Como um testamento estrangeiro alcança bens no Brasil
Uma pessoa fez testamento quando morava em Portugal, nos Estados Unidos ou no Japão e depois faleceu deixando um imóvel ou uma conta bancária no Brasil. A família quer cumprir aquelas disposições aqui. A dúvida é legítima: um documento assinado sob outra lei serve para partilhar bens brasileiros? A resposta combina duas regras que costumam ser confundidas. Uma cuida da forma e do conteúdo do testamento; a outra define qual Justiça tem o poder de inventariar os bens situados no território nacional.
A forma do testamento segue a lei do lugar onde foi feito
O ponto de partida é a Lei de Introdução às Normas do Direito Brasileiro. Pelo art. 9º, para qualificar e reger as obrigações aplica-se a lei do país em que se constituírem; o §1º admite as peculiaridades da lei estrangeira quanto aos requisitos externos do ato, quando a obrigação se destina a ser cumprida no Brasil. Traduzindo para o testamento: se ele foi lavrado com as formalidades válidas no país onde foi assinado, essa forma tende a ser reconhecida aqui.
Já o art. 10 da mesma lei diz que a sucessão por morte obedece à lei do país em que era domiciliado o falecido, qualquer que seja a natureza e a situação dos bens. Há, porém, uma proteção importante: o §1º manda aplicar a lei brasileira à sucessão de bens de estrangeiros situados no país, em benefício do cônjuge ou dos filhos brasileiros, sempre que a lei pessoal do falecido não lhes for mais favorável.
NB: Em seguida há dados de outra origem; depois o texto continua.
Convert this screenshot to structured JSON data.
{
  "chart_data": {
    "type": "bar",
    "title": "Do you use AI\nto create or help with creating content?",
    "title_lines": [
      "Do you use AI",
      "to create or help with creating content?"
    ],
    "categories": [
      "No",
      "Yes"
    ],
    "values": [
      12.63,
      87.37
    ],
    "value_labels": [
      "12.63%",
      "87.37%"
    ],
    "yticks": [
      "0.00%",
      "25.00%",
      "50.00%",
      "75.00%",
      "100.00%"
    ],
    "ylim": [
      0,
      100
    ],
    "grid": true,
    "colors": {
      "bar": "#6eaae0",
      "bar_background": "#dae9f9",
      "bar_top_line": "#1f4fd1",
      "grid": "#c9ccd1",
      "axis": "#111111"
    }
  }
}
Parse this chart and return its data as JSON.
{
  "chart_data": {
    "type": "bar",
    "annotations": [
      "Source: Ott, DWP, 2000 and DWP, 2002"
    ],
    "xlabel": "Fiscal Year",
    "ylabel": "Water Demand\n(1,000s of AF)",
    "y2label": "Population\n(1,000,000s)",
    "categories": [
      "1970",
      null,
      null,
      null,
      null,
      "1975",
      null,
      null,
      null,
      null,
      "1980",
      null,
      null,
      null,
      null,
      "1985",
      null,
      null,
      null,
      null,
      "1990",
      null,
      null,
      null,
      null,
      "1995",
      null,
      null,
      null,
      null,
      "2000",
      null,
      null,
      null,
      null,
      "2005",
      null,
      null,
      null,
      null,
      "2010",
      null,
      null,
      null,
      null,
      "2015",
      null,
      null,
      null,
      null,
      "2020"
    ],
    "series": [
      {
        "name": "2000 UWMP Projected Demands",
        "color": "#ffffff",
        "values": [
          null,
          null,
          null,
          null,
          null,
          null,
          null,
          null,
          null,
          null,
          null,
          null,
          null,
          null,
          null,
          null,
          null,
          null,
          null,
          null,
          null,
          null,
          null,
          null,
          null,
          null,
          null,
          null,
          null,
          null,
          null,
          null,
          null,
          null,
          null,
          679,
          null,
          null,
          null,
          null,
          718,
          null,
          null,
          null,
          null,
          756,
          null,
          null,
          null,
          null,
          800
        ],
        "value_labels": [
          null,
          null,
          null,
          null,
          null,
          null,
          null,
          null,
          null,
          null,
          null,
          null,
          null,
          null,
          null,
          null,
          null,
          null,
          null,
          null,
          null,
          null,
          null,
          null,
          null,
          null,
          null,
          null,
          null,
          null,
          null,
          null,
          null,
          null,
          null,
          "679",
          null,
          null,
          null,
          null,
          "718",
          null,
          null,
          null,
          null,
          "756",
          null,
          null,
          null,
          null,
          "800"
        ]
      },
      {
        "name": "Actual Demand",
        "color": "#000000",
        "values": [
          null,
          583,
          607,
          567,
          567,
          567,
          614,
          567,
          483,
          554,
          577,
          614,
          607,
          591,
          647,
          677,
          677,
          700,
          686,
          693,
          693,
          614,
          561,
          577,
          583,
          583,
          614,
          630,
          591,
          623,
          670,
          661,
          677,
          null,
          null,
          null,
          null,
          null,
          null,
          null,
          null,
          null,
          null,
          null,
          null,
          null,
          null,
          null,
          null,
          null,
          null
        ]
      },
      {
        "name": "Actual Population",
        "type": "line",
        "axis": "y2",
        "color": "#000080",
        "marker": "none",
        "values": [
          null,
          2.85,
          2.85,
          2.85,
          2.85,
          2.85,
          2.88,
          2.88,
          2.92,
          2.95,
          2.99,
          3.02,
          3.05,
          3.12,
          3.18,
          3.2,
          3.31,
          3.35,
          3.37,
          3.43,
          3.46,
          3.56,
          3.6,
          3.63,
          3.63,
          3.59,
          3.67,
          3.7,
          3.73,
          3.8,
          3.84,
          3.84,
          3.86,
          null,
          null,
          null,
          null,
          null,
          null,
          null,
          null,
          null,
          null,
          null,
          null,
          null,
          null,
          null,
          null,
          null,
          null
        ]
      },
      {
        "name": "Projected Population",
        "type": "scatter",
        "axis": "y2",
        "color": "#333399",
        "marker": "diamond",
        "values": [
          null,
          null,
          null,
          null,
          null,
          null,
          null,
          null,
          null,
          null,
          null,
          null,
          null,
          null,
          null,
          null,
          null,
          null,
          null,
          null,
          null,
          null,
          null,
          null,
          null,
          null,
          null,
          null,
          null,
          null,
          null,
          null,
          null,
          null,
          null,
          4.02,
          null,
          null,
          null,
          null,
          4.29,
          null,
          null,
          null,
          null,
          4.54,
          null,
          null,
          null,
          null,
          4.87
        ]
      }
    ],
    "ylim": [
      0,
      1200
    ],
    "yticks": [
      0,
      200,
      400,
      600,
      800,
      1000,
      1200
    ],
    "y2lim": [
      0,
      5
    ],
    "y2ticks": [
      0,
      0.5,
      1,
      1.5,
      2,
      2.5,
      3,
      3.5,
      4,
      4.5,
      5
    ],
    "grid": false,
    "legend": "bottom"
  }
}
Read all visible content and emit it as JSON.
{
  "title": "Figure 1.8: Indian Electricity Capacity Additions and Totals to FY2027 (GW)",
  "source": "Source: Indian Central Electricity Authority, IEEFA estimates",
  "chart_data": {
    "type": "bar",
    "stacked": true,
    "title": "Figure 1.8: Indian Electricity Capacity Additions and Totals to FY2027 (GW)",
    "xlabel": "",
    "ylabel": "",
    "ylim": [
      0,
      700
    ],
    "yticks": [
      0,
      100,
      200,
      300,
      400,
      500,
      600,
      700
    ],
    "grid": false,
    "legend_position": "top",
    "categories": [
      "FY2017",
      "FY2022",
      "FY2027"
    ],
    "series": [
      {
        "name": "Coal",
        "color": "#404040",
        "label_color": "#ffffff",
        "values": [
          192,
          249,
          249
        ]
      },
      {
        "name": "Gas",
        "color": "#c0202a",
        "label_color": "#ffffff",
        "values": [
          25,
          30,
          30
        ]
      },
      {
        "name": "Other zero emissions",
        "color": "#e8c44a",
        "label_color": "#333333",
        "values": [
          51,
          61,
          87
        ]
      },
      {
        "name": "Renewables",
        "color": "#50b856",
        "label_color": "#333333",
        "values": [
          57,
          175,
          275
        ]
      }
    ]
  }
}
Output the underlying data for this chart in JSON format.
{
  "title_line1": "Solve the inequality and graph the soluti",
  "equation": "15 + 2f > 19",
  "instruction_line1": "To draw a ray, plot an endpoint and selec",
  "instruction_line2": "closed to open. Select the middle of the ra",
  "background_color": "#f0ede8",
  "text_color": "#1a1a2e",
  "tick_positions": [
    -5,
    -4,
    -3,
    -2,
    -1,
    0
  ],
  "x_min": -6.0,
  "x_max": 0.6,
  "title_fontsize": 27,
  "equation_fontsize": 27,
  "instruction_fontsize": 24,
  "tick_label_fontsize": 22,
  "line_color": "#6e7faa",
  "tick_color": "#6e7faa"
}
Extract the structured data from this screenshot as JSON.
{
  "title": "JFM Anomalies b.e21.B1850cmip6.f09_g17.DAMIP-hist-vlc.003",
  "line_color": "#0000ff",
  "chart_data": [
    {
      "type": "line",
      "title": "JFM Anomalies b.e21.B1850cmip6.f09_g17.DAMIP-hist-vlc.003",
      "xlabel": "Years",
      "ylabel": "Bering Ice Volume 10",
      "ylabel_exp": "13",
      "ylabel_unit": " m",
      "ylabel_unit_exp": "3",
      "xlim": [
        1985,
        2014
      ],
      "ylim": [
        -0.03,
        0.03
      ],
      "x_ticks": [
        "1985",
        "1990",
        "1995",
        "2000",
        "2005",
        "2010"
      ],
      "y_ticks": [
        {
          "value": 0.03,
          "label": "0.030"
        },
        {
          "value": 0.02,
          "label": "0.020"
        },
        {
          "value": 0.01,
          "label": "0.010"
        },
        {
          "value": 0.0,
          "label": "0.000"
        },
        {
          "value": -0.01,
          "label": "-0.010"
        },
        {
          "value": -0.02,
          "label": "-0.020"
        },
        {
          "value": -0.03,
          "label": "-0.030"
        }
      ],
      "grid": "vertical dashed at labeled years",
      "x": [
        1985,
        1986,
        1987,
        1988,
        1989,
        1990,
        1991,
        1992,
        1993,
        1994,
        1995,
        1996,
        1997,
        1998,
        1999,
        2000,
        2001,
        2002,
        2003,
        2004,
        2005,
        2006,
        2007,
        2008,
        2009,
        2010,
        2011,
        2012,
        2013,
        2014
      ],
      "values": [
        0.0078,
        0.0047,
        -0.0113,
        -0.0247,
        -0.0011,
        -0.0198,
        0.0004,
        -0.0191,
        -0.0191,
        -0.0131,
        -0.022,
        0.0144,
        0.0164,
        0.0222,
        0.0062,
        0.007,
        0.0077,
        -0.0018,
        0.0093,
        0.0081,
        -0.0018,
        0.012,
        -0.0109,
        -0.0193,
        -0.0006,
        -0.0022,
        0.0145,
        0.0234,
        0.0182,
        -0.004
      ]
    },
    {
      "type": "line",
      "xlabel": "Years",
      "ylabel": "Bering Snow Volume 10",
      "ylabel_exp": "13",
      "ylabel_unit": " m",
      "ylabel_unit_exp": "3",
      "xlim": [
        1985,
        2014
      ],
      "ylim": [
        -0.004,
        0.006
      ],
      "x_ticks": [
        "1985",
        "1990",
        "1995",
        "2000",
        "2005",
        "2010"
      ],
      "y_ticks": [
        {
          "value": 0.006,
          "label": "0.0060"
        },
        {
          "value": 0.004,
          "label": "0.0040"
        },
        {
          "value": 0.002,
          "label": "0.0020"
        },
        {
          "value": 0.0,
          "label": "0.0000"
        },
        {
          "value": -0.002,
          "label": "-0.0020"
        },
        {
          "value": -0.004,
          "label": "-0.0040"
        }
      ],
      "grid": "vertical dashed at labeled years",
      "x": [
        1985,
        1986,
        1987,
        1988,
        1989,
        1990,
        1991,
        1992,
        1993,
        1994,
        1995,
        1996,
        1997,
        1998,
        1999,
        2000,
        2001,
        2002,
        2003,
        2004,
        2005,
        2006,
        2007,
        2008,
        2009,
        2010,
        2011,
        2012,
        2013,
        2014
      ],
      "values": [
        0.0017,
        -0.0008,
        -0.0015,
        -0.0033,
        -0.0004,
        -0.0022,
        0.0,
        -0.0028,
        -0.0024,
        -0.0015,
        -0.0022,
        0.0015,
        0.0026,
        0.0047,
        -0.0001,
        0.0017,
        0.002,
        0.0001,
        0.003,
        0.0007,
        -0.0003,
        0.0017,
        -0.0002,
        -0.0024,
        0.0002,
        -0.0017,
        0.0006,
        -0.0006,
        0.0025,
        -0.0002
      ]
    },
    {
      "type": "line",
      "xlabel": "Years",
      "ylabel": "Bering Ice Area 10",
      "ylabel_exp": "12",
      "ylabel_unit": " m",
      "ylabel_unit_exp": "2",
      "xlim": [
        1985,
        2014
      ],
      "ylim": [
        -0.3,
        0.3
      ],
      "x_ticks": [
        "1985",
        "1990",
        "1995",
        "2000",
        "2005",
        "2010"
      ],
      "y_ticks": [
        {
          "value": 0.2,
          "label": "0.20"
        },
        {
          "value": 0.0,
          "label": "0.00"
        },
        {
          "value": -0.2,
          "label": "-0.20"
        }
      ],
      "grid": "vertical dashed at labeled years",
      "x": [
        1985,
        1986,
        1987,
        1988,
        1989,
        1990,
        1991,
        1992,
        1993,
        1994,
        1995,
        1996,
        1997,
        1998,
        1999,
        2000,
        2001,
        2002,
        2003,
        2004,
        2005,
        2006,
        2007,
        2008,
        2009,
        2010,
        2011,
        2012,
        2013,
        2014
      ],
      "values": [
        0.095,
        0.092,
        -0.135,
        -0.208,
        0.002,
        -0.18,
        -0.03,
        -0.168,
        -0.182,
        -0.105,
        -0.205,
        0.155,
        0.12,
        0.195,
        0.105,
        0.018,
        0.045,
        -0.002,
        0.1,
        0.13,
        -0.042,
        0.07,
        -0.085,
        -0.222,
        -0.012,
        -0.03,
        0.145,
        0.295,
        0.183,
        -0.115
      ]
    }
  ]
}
O inventário dos bens no Brasil é da Justiça brasileira
Por mais que a forma do testamento venha de fora, os bens localizados aqui não escapam da jurisdição nacional. O art. 23, inciso II, do Código de Processo Civil atribui à autoridade judiciária brasileira, com exclusão de qualquer outra, proceder à confirmação de testamento particular e ao inventário e à partilha de bens situados no Brasil, ainda que o autor da herança seja estrangeiro ou tenha domicílio fora do território nacional.
Ou seja: o testamento estrangeiro não é homologado como se fosse uma sentença de outro país; ele é apresentado e cumprido dentro do inventário brasileiro dos bens daqui. É esse processo que dará eficácia às disposições sobre o imóvel ou a conta no Brasil.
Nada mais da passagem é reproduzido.